LUGARES QUIJOTESCOS

Molinos de viento, la cueva donde El Quijote soñó un mágico encuentro con Montesinos, el entorno de la casa donde vivió Cervantes en Esquivias, una curiosa azulejería de hace un siglo con temas quijotescos, un museo sobre los hidalgos o unos pozos únicos en la villa de Dulcinea van a contar con una especial protección. El Gobierno regional ha iniciado este verano un expediente para declararlos bienes de interés cultural.

Molinos de Los Yébenes

Molinos de Los Yébenes

 

En lo alto de la Sierra de Los Yébenes, entre los términos toledanos de este pueblo y Orgaz, se conservan dos de los primeros molinos que se construyeron en Castilla La Mancha.
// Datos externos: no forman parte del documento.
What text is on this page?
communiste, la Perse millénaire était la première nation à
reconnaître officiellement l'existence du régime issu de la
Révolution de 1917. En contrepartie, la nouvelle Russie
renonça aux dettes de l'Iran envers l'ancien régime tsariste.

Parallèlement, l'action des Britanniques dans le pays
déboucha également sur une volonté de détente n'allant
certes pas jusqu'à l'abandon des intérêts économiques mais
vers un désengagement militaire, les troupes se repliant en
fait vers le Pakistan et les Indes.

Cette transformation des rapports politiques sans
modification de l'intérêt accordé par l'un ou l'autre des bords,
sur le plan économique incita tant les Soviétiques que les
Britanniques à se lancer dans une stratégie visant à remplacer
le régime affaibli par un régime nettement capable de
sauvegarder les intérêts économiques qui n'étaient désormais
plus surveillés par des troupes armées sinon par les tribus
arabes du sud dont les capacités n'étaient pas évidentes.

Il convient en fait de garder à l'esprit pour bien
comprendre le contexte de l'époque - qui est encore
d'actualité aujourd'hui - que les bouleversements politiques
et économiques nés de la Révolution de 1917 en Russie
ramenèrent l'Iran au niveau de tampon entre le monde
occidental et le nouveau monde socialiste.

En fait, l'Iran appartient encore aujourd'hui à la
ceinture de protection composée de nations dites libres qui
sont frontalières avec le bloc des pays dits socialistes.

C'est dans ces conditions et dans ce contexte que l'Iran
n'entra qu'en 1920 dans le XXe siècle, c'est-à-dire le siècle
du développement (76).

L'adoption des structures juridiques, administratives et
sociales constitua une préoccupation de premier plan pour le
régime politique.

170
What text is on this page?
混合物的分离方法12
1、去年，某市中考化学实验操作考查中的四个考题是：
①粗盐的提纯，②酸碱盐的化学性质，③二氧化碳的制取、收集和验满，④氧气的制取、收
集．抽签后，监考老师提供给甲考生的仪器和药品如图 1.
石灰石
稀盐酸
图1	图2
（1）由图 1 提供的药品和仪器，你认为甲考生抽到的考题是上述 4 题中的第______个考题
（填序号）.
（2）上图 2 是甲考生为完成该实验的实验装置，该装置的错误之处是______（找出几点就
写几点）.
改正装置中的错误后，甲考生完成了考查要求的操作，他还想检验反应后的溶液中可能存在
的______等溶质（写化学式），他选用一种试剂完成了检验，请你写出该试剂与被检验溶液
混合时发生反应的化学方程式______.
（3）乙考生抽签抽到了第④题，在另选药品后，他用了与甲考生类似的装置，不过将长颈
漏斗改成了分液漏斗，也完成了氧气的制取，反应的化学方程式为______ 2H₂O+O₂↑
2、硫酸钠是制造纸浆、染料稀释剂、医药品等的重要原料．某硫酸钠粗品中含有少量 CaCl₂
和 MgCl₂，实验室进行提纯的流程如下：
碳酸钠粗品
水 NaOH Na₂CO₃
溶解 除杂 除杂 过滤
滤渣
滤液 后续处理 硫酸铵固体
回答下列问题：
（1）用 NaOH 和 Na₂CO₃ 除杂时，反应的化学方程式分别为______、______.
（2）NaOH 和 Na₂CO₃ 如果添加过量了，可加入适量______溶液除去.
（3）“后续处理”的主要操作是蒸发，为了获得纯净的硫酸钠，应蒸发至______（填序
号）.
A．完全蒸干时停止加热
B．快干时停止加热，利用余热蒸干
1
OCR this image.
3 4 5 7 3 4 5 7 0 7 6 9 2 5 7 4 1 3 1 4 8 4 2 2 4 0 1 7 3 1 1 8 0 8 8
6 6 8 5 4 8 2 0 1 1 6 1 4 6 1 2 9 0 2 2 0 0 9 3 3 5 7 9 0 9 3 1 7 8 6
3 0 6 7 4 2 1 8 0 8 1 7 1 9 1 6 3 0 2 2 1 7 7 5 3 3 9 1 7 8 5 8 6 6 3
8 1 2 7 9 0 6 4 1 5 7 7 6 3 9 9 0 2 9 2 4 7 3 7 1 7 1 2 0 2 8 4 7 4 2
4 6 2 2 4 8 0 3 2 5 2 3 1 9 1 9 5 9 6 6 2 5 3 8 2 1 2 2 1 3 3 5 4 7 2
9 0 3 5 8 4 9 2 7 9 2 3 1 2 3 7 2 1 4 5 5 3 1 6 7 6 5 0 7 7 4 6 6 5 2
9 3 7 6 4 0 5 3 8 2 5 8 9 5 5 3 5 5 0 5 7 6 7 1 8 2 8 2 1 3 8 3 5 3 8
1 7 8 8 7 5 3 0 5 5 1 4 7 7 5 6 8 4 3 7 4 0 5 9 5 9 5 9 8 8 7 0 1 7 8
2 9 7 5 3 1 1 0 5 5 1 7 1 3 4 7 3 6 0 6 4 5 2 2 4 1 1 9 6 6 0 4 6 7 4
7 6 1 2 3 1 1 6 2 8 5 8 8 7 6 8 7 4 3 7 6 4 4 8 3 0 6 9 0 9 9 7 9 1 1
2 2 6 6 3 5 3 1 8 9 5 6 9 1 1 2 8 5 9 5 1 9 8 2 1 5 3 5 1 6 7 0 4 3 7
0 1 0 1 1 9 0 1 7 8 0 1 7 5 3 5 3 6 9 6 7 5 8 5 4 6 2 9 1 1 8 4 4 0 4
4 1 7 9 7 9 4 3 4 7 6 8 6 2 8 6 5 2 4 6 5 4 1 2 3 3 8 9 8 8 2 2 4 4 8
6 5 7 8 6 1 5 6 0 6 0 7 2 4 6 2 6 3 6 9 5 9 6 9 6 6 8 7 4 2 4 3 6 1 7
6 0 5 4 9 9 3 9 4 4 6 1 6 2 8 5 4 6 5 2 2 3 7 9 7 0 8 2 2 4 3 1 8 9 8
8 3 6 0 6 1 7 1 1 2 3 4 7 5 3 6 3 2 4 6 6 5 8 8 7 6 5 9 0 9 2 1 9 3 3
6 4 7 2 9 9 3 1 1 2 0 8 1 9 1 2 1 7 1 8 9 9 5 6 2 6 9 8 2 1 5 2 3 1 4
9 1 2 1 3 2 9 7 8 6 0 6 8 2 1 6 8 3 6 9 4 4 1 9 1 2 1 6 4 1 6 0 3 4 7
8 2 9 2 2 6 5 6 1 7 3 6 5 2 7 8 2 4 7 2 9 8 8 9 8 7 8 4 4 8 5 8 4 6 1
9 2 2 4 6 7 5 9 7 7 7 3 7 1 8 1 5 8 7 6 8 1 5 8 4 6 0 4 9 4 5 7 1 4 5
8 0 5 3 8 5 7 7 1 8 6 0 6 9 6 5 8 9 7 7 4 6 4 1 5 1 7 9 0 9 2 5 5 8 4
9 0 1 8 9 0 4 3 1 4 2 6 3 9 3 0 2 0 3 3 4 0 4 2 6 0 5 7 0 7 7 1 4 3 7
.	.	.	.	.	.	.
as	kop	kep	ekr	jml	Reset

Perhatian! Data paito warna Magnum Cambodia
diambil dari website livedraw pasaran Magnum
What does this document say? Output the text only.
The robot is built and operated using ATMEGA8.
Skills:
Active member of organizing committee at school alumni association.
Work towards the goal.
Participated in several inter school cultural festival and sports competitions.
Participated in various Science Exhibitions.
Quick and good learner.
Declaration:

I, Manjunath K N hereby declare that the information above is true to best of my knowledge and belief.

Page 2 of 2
Dice el catedrático de literatura Juan José Fernández Delgado que “hubieron de ser los primeros que el niño Miguel de Cervantes viera una mañana del mes de septiembre de 1555, cuando, desde Toledo, fue con sus padres y sus hermanos camino de Córdoba para visitar a sus abuelos paternos”.

 

Los molinos del Tío Zacarías y el Torrecilla son hoy propiedad del ayuntamiento de Los Yébenes, que hace ya varias décadas apostó por restaurarlos y poner a punto la maquinaria del primero, que suele activarse todos los años para realizar una molienda simbólica. Desde esa crestería, donde aún se pueden ver los restos de un tercer molino y llegó a haber un cuarto, se contemplan unas de las vistas más impresionantes de la provincia: con los montes de Toledo a un lado y la inmensa llanura manchega al otro.